Secara keseluruhan, kedua proyek tersebut memiliki potensi sumber daya sekitar 10 triliun kaki kubik gas dan 550 juta barel kondensat. Produksi diproyeksikan mulai pada 2028 dan mencapai puncak pada 2029 dengan kapasitas sekitar 2 miliar kaki kubik gas per hari dan 90.000 barel kondensat per hari.
Gas yang dihasilkan akan dialirkan ke darat melalui jaringan pipa untuk memenuhi kebutuhan domestik serta mendukung produksi LNG di Bontang bagi pasar dalam negeri dan ekspor. Sementara itu, kondensat akan diproses dan disimpan di fasilitas lepas pantai sebelum didistribusikan menggunakan kapal tanker.
Kepala SKK Migas, Djoko Siswanto, menyambut baik keputusan investasi tersebut dan menilai langkah ini sebagai sinyal positif bagi iklim investasi energi di Indonesia.

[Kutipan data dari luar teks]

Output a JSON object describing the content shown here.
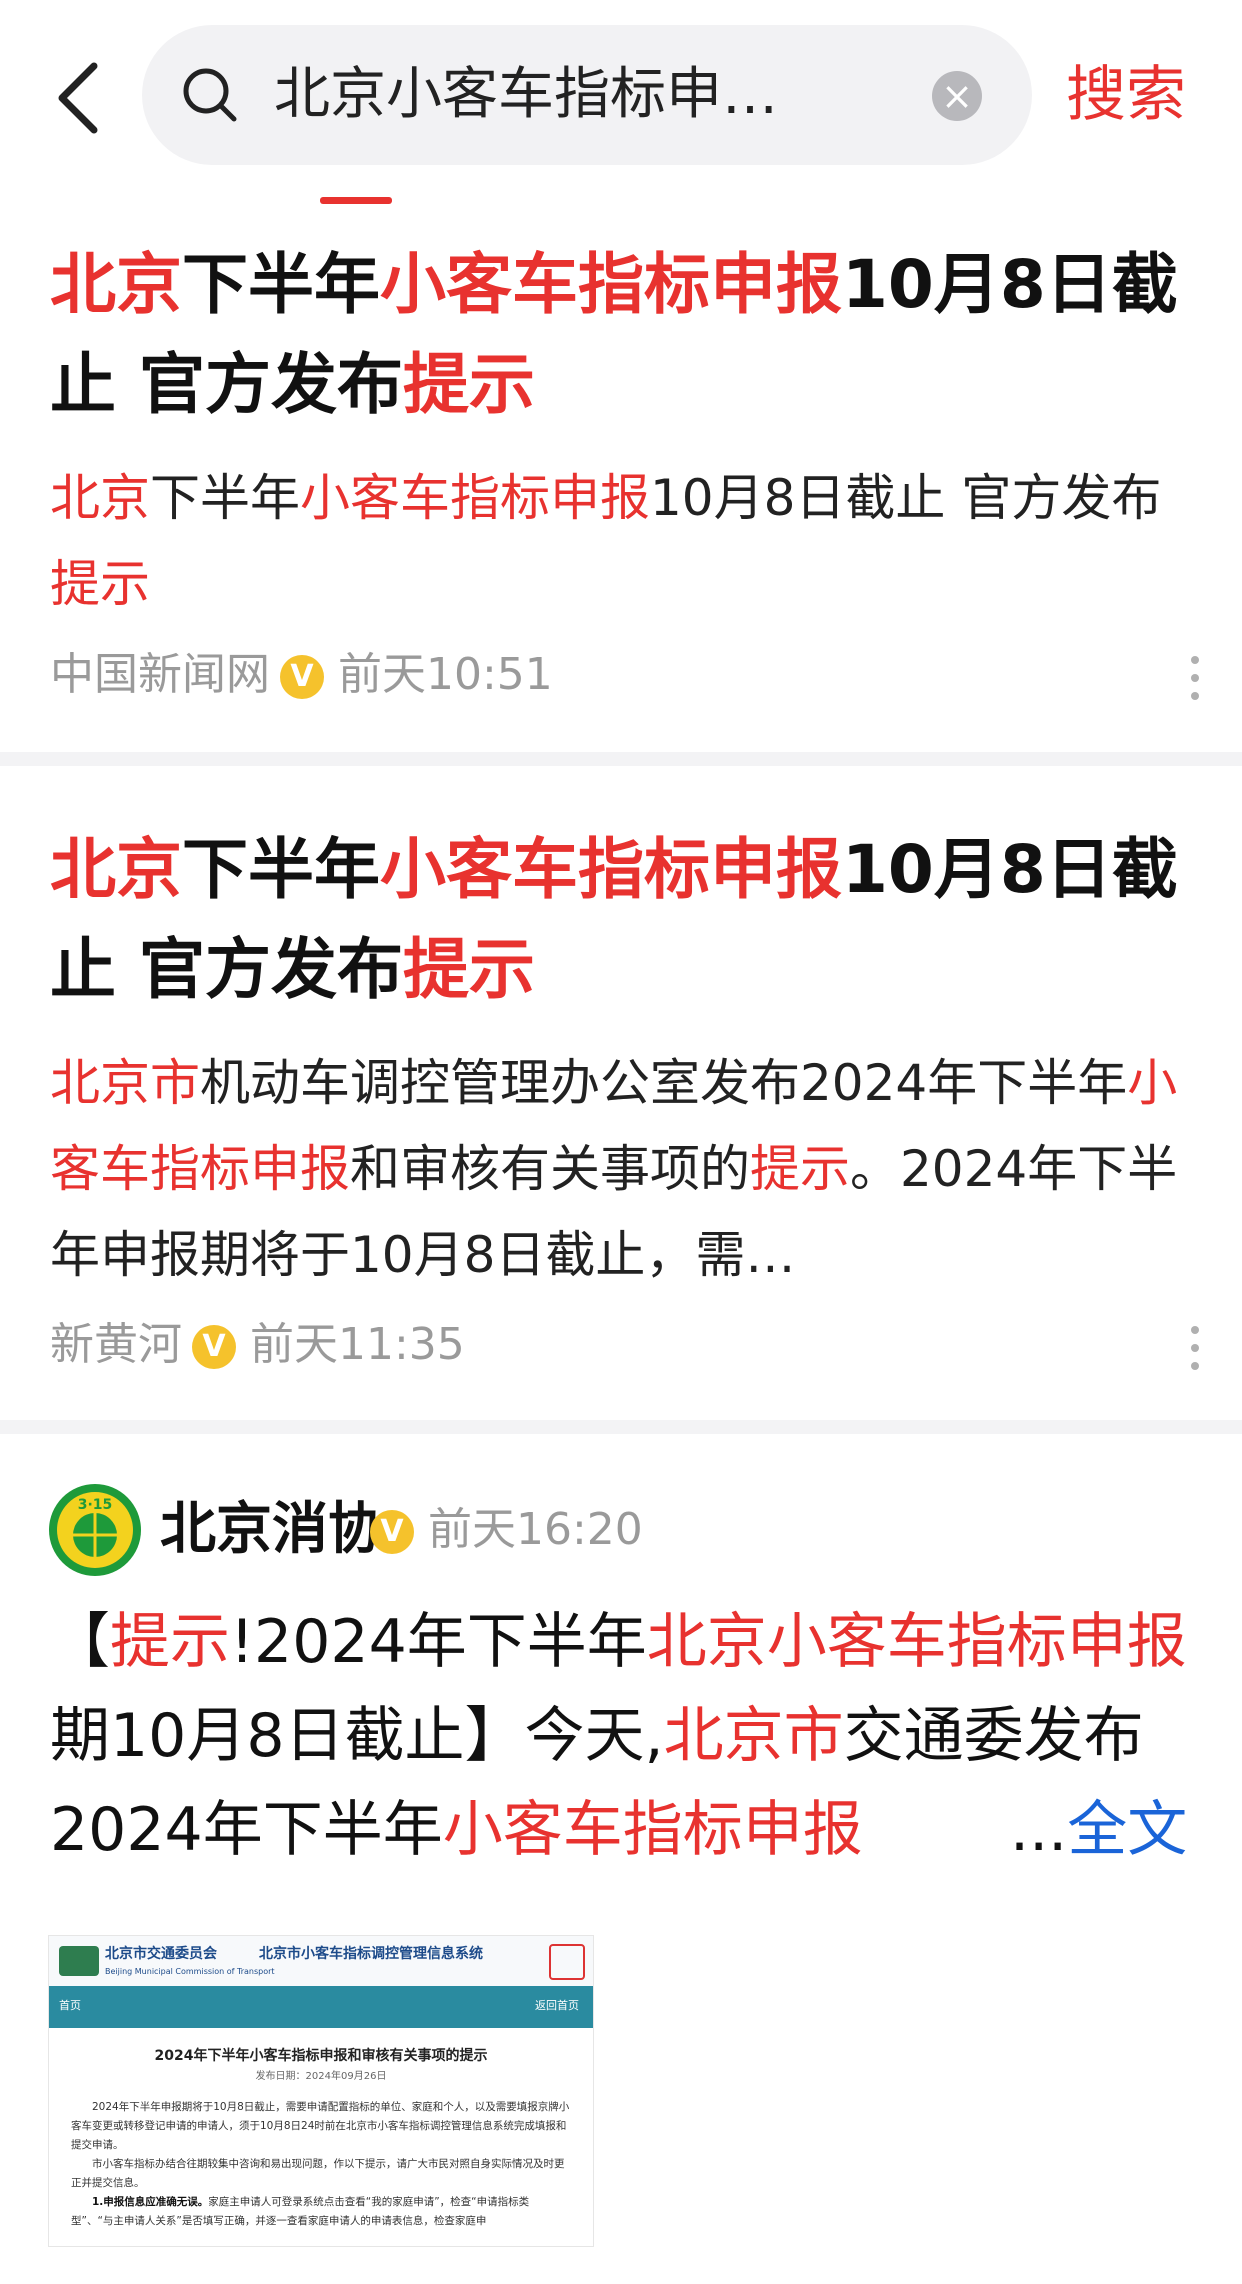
{
  "search": {
    "query": "北京小客车指标申…",
    "clear_icon": "clear-icon",
    "button": "搜索"
  },
  "results": [
    {
      "title": [
        {
          "t": "北京",
          "hl": true
        },
        {
          "t": "下半年",
          "hl": false
        },
        {
          "t": "小客车指标申报",
          "hl": true
        },
        {
          "t": "10月8日截止 官方发布",
          "hl": false
        },
        {
          "t": "提示",
          "hl": true
        }
      ],
      "snippet": [
        {
          "t": "北京",
          "hl": true
        },
        {
          "t": "下半年",
          "hl": false
        },
        {
          "t": "小客车指标申报",
          "hl": true
        },
        {
          "t": "10月8日截止 官方发布",
          "hl": false
        },
        {
          "t": "提示",
          "hl": true
        }
      ],
      "source": "中国新闻网",
      "badge": "V",
      "time": "前天10:51"
    },
    {
      "title": [
        {
          "t": "北京",
          "hl": true
        },
        {
          "t": "下半年",
          "hl": false
        },
        {
          "t": "小客车指标申报",
          "hl": true
        },
        {
          "t": "10月8日截止 官方发布",
          "hl": false
        },
        {
          "t": "提示",
          "hl": true
        }
      ],
      "snippet": [
        {
          "t": "北京市",
          "hl": true
        },
        {
          "t": "机动车调控管理办公室发布2024年下半年",
          "hl": false
        },
        {
          "t": "小客车指标申报",
          "hl": true
        },
        {
          "t": "和审核有关事项的",
          "hl": false
        },
        {
          "t": "提示",
          "hl": true
        },
        {
          "t": "。2024年下半年申报期将于10月8日截止，需…",
          "hl": false
        }
      ],
      "source": "新黄河",
      "badge": "V",
      "time": "前天11:35"
    }
  ],
  "post": {
    "author": "北京消协",
    "badge": "V",
    "time": "前天16:20",
    "avatar_text": "3·15",
    "content": [
      {
        "t": "【",
        "hl": false
      },
      {
        "t": "提示",
        "hl": true
      },
      {
        "t": "!2024年下半年",
        "hl": false
      },
      {
        "t": "北京小客车指标申报",
        "hl": true
      },
      {
        "t": "期10月8日截止】今天,",
        "hl": false
      },
      {
        "t": "北京市",
        "hl": true
      },
      {
        "t": "交通委发布2024年下半年",
        "hl": false
      },
      {
        "t": "小客车指标申报",
        "hl": true
      }
    ],
    "ellipsis": "...",
    "full_text_link": "全文",
    "image": {
      "org": "北京市交通委员会",
      "org_en": "Beijing Municipal Commission of Transport",
      "system": "北京市小客车指标调控管理信息系统",
      "nav_left": "首页",
      "nav_right": "返回首页",
      "doc_title": "2024年下半年小客车指标申报和审核有关事项的提示",
      "doc_date": "发布日期：2024年09月26日",
      "para1": "2024年下半年申报期将于10月8日截止，需要申请配置指标的单位、家庭和个人，以及需要填报京牌小客车变更或转移登记申请的申请人，须于10月8日24时前在北京市小客车指标调控管理信息系统完成填报和提交申请。",
      "para2": "市小客车指标办结合往期较集中咨询和易出现问题，作以下提示，请广大市民对照自身实际情况及时更正并提交信息。",
      "para3_bold": "1.申报信息应准确无误。",
      "para3": "家庭主申请人可登录系统点击查看“我的家庭申请”，检查“申请指标类型”、“与主申请人关系”是否填写正确，并逐一查看家庭申请人的申请表信息，检查家庭申"
    }
  },
  "colors": {
    "highlight": "#e8322f",
    "link": "#1a64d8",
    "meta": "#9a9a9a",
    "badge": "#f5c22c"
  }
}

“eputusan investasi ini menjadi langkah penting dalam mendukung peningkatan produksi gas nasional sekaligus memperkuat ketahanan energi Indonesia. SKK Migas bersama pemerintah akan terus mendorong percepatan pengembangan proyek-proyek strategis seperti ini agar dapat memberikan manfaat maksimal bagi negara dan masyarakat serta meningkatkan pertumbuhan ekonomi”, imbuhnya.
Ia menambahkan bahwa proyek ini memiliki nilai investasi lebih dari US$15 miliar dan saat ini Eni tengah menjalankan proses tender pengadaan barang dan jasa, termasuk pengadaan Long Lead Item (LLI).

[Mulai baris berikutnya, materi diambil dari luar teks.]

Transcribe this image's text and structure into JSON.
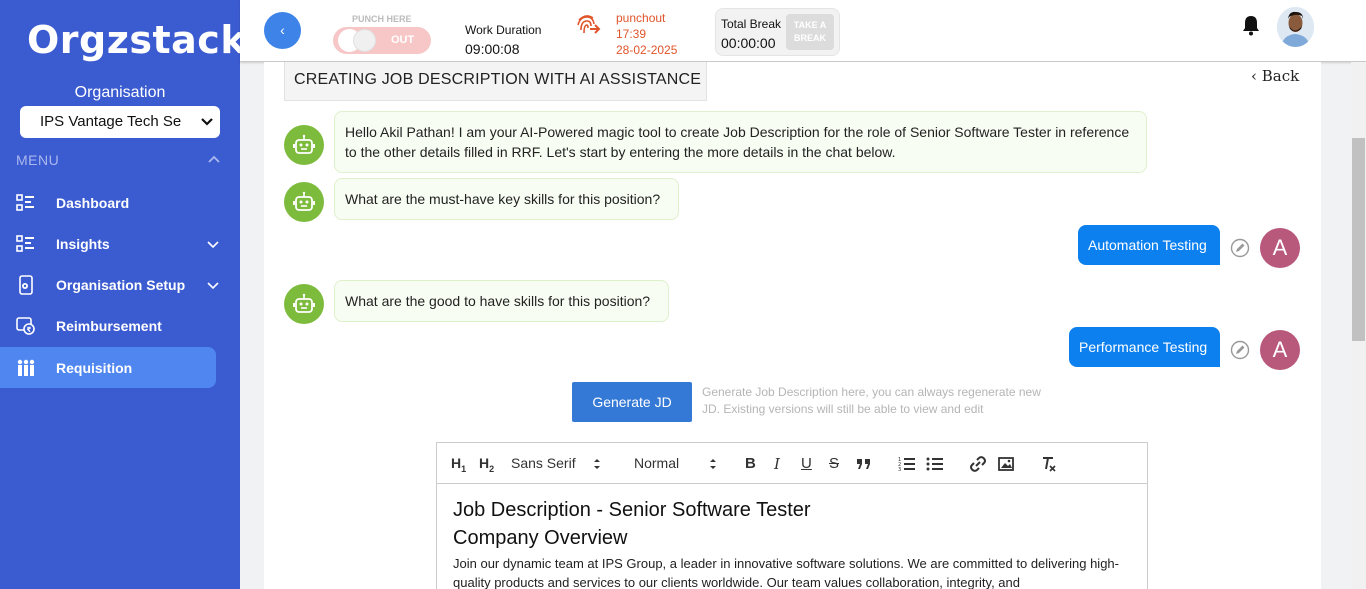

“engan investasi senilai US$ +15 milyar, secara paralel Eni sedang menjalankan proses tender pengadaan barang dan jasa, serta telah membeli barang yang merupakan LLI (Long Lead Item). Kemarin Managing Director Eni Indonesia telah melaporkan kepada Bapak Menteri Energi dan Sumber Daya Mineral tentang pengumuman FID ini”, pungkas Djoko.
Selain memperkuat ketahanan energi, proyek ini juga diperkirakan memberikan efek berganda terhadap perekonomian, termasuk penyerapan tenaga kerja dalam jumlah besar.
“engan nilai investasi tersebut, diperkirakan akan menyerap banyak sekali tenaga kerja, hingga ribuan orang”,kata Djoko.
Proyek ini juga akan menjadi bagian dari kerja sama strategis antara Eni dan perusahaan energi Malaysia, Petronas, dalam pembentukan perusahaan baru (NewCo) dengan target produksi lebih dari 500.000 barel setara minyak per hari pada 2029.
Eni sendiri telah beroperasi di Indonesia sejak 2001 dan menjadi salah satu produsen gas utama di kawasan Cekungan Kutai, Selat Makassar, yang kini berkembang sebagai pusat produksi gas strategis nasional.